The 10 Cent Solution -
Text Messaging

 

You've seen the TV ads and commercials for text messaging.  Teenagers sharing comments about a date, office workers secretly commenting about a boring presentation…  Yet another toy for the younger set to be entertained and buy cell phones? Wrong!

 

Text messaging on a cell phone is the ten cents solution to wireless dispatching and true real time communication between the office and a mobile work force, truck drivers, sales men, repair services, collection services, and, yes, even your business.

 

Here is how it works. You can send an email to a phone with a message of up to 160 characters.
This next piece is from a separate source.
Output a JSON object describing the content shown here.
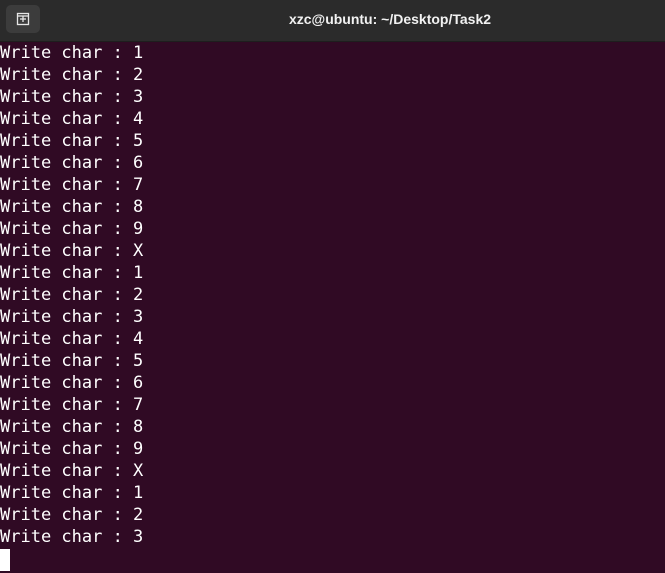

The phone beeps and the message is there to read, with subject and text.  Who ever received the message can then use their phone (yes almost all cell phones support text messaging), personal digital assistant (PDA), PALM or any hand held to quickly respond and confirm that it was received.  So how can this help your business?  Here are some examples.

 

1. You run a small business and have someone handle the phone and update customer information on a computer.  After they take a call, they email to your phone the name, phone, address and work to be done. When you have parked the truck or complete what you are doing, you look at the message and everything you need is right there on your phone.  No pencil, paper or voice message swapping is needed.  The cost is ten cents to send and 2 cents to receive.  Time between sending and receiving is a few seconds. 

 

2. You run a delivery service and want to have known where the driver is on the route so you can update customers on the expected delivery if they call in. The driver sends an email to your dispatcher with the work order or customer stop number as each stop is completed.  Your dispatcher receives the emails and has them routed to an inbox for the route.  When a customer calls in wanting to know when the vehicle will be at his location, the dispatcher or order clerk can check the status by quickly looking at the inbox and will know which stop was completed and the exact time, within seconds.  Let's see the cost: 40 stops on a route is $4.00 to send the message and .80 cents to receive it (if it goes to a cell phone or free if it goes to an email), or about $5.00 per day for stop-by-stop route monitoring.  Sounds like a cup of coffee and a piece of cake.

 

3. You run a water delivery service, fuel delivery, roll-off service or any service that requires stop-by-stop invoicing.  The issue is that when the drivers return at the end of the day, all the invoicing has to be completed. It would be nice to have the weight of the pull, quantity of water bottles, etc., as each stop is completed so the invoice can be completed and mailed immediately.  The hand-held can be programmed to prompt for some basic information and send a text message back to the office.  The office can read and enter the information to be invoiced, or with a little programming assistance, the emails can be exported into your computer so the line-item charges can be electronically created and then reviewed and posted with minimal clerical support.

 

The business basics behind this tool are simple. Fifty million cell phone users have created a low-cost, ubiquitous communication tool that supports almost instantaneous bi-directional communication. For $5.00 a day and a hand-held costing about $100.00, cell phones with text messaging can replace industry proprietary devices costing thousands to purchase and require separate communication services.